One of Guadalajara’s long-term ambitions is to open a satellite campus in Los Angeles, specifically to accommodate immigrant children whose parents cannot afford U.S. tuition. More than a million Mexicans and Mexican-Americans from Guadalajara and the surrounding state of Jalisco call Southern California home.

Partly in recognition of the Los Angeles Unified School District’s predominantly Latino student population, this year’s festival will focus on children’s literature and Mexican literature. folk art – handmade art. Authors for children and young adults will give readings and lead workshops. One, by writer Rodrigo Morlesin, titled “Corazón rapero” (Heart of the Rapper), will guide teams of four in composing freestyle hip-hop songs.

Speaking on Zoom and showing a T-shirt he bought in New York that reads “If you love me, read me a book,” Morlesin said he thinks his American readers, in especially fans from Latin America and Asia, wanted their children to read and converse. in other languages ​​so that they can immerse themselves in foreign cultures and assimilate new perspectives. He embarked on this path with his own children’s book “Elvis nunca se equivoca” (Elvis is never wrong), about a stray puppy roaming a menacing city while trying to escape a street gang.

LéaLA Book Fair 2022

A wall of happy doodles from last year’s LeaLA Book Fair.

(Oscar Del Toro / LéaLA)

Having recently published his first book in English, “Luna Ranchera,” he hopes that American publishers will become increasingly receptive to foreign-language titles, whether in their original form or in translation.

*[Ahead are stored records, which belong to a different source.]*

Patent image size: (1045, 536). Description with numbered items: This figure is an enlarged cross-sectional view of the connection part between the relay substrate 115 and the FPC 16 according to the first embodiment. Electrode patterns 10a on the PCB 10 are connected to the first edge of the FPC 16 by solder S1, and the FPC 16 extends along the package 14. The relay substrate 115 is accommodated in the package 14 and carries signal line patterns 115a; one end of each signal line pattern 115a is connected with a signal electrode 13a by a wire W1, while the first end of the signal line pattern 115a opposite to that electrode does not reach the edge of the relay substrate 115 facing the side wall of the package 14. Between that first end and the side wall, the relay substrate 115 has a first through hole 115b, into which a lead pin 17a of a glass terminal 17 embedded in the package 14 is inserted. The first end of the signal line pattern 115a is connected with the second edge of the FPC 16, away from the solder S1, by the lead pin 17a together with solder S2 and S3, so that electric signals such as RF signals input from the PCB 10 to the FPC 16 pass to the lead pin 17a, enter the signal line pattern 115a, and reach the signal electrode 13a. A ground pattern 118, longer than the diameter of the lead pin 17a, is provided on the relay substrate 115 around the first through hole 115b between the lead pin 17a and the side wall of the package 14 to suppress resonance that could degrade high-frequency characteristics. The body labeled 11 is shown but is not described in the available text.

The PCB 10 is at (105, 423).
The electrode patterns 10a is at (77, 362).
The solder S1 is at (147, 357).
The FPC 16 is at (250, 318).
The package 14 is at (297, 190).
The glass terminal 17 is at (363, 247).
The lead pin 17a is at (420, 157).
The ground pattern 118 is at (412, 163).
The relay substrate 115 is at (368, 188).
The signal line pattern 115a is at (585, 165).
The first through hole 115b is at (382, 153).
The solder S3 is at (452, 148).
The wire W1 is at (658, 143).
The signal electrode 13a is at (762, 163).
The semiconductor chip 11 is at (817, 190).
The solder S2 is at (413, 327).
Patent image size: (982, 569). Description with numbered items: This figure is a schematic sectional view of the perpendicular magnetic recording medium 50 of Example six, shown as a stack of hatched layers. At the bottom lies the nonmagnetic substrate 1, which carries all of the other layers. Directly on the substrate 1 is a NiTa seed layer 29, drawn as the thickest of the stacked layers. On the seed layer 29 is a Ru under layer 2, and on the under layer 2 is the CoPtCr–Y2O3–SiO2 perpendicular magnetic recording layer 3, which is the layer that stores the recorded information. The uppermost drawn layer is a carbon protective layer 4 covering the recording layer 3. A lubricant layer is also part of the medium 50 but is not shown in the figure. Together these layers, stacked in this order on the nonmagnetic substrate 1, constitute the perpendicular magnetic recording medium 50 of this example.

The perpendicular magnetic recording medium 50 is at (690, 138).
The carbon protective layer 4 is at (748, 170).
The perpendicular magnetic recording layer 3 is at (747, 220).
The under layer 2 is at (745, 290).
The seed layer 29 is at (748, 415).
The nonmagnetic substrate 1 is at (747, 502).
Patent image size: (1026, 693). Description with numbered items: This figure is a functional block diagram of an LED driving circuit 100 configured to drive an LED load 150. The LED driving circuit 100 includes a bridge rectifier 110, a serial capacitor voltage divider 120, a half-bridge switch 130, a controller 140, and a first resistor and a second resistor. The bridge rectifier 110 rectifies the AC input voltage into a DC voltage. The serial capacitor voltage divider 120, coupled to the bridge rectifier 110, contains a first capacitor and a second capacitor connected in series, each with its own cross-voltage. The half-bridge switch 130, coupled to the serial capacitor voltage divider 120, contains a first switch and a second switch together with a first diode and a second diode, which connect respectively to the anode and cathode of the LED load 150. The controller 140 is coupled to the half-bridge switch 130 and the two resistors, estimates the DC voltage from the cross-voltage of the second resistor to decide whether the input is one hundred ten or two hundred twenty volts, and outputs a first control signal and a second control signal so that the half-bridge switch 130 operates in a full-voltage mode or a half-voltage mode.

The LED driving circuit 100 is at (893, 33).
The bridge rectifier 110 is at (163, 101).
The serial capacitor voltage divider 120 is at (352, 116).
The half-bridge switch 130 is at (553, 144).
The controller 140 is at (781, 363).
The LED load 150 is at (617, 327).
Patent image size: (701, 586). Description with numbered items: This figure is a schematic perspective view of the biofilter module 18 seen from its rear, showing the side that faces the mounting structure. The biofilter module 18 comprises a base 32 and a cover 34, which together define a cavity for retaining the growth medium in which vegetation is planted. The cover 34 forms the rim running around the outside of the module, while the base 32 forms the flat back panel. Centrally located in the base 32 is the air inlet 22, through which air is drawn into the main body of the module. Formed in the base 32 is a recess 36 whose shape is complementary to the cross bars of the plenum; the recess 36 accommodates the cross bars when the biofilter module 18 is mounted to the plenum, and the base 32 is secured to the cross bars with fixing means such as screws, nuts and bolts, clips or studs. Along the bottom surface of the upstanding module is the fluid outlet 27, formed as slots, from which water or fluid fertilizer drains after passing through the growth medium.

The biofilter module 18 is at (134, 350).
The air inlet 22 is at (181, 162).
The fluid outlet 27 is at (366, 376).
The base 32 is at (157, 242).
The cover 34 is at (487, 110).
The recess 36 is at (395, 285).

“It’s very difficult to publish Latin American books in the United States,” he said. “You have to be Gabriel García Márquez, or the Nobel Prize winner, to access these markets. And it’s a challenge, because the stories that are born in Latin America are rich.”

This wealth includes indigenous languages ​​and writing, he added. Indigenous Mixtec languages, for example, have at least 11 different words for “rain.”

“Indigenous languages ​​are in danger not only in Mexico but throughout the world. Knowing these languages ​​is not a luxury. It is a necessity.

Morlesin told the story of his own “bittersweet” experience as a drifter in a strange city – Los Angeles – when, at a previous LéaLA festival, he witnessed the panic that followed a shooting in the city center.

“I was shaking when I got back to my hotel,” he said.

Fortunately, this story had a sort of Hollywood ending: fellow Mexican author Benito Taibo took him out for a hamburger, “the biggest I’ve ever seen.”

LéaLA, La Feria del Libro en Español y Festival Literario de Los Ángeles, runs Thursday through Sunday at LA Plaza de Cultura y Artes, 501 N. Main St., Los Ángeles.